In 2010 a groundbreaking and controversial paper entitled “What they say versus what we see: ‘hidden’ distress and impaired quality of life in heart transplant recipients” was published in the Journal of Heart and Lung Transplantation by Dr. Heather Ross, Director, Cardiac Transplant Program, University Health Network, Toronto; Dr. Patricia McKeever, senior health researcher, Bloorview Kids Rehab,Toronto; Dr. Susan Abbey, Director, Medical Psychiatry, University Health Network,Toronto; Dr. Jennifer Poole, Associate Professor, School of Social Work, Ryerson University, Toronto; Dr.
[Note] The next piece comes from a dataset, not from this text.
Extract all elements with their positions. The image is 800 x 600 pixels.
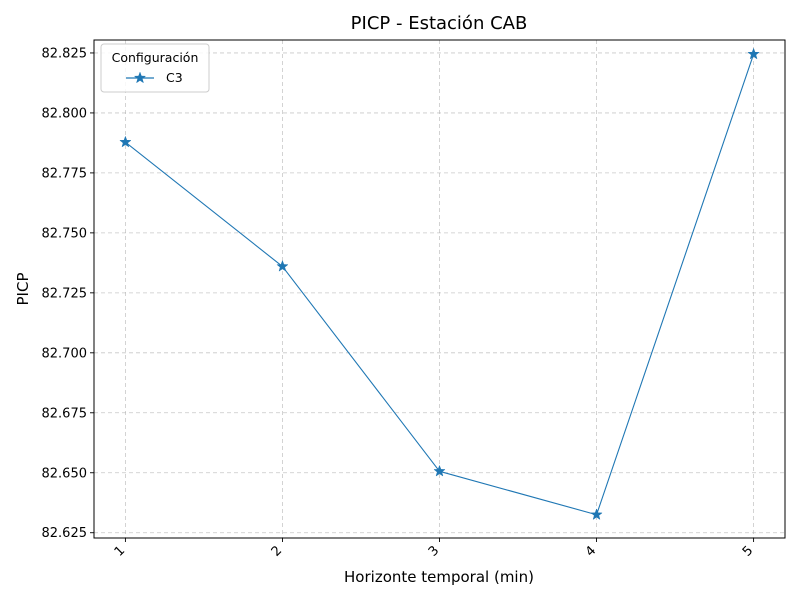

Margrit Shildrick, Professor of Gender and Knowledge Production, Linkoping University, Sweden; Enza De Luca, MN, Research Associate, Cardiac Transplant Program, University Health Network; and Oliver Mauthner, MN, PhD (c) Research Associate, Cardiac Transplant Program University Health Network,Toronto.
PITH Team
This interdisciplinary research team named PITH (the Process of Incorporating a Transplanted Heart) spearheaded an effort to investigate the under-examined emotional and psychological effects of heart transplantation.
Four Artists
In order to bring this concern to the general public, they invited four artists, Ingrid Bachmann, Andrew Carnie, Catherine Richards, and Alexa Wright, to draw from PITH’s research data for the purpose of creating new works that explore diverse aspects of this complex phenomenon such as inter-corporeality, community, mythology and symbolism around the heart.
The Hybrid Bodies Project examines organ recipients’ experiences and cultural views about transplantation and links them to ideas of embodiment, identity and kinship.